The first half of the hike is totally exposed, through the burn scar, so I raced up the trail, sweating profusely, aiming for the shady forest around the peak. In a minor miracle, a cloud mass was growing outward from the 10,000′ peak, and halfway through the hike, it covered me with blissful shade that lasted for most of the rest of the day. In the shade, it felt like the low 80s; whenever the sun hit me it felt like the high 90s.

The flowers were less spectacular than a month earlier, and the big butterflies had been replaced by swarms of little butterflies. When I reached the trail junction at the peak, in its rain forest-like habitat of old-growth firs, lush grass and tall ferns, I noticed something out of the corner of my eye. It was a buck deer, youngish, lying down in the shade of the firs, about 40 feet away. He watched me without moving – he’d found the perfect resting place on a hot day and wasn’t anxious to give it up.

I hiked down the back side of the peak to a saddle 1,000′ lower, where the trail is blocked by a massive blowdown. I hung out there for a half hour or so, then did a leisurely climb back up the slope. The buck was still there, two hours later, but now he was surrounded by a flock of wild turkeys. As I stood watching, the tom turkey fanned out his tail in a display for the ladies, while the buck watched in seeming amusement. Peaceable kingdom on a hot day!
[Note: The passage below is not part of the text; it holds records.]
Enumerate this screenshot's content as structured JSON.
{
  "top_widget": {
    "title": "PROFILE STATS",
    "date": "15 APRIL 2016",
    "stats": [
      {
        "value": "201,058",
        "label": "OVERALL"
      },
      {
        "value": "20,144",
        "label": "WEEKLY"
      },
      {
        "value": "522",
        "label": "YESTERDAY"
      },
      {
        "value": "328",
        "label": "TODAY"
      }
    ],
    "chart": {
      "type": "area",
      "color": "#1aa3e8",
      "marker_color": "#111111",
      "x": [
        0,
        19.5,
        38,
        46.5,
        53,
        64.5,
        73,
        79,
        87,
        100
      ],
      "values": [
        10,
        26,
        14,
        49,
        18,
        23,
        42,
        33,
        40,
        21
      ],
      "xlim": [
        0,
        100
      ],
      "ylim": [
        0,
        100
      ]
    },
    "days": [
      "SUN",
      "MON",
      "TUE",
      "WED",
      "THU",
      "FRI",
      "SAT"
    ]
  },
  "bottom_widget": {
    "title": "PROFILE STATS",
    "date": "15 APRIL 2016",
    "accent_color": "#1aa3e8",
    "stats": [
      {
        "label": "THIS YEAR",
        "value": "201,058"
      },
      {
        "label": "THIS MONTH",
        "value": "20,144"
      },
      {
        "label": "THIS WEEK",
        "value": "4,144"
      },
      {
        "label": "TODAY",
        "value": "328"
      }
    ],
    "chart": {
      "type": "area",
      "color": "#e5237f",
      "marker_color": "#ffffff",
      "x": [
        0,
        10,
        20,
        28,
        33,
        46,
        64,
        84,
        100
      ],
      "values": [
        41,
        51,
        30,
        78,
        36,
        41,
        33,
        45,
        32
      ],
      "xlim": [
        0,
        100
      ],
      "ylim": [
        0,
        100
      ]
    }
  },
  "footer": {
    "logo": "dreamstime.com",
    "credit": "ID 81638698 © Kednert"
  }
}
Driving down from the pass, I came upon a group of tourists, with two vehicles stopped in another blind curve of the oncoming traffic lane, doing something with their two vehicles, oblivious to the fact that they were blocking a state highway. I passed them and cautiously approached the bend where the tree had fallen across the road. The log was still there in the eastbound lane, eight hours later. But farther on, closer to town, the state police had set up a speed trap. Just in case you survived the log in the road, they were there to write you a ticket.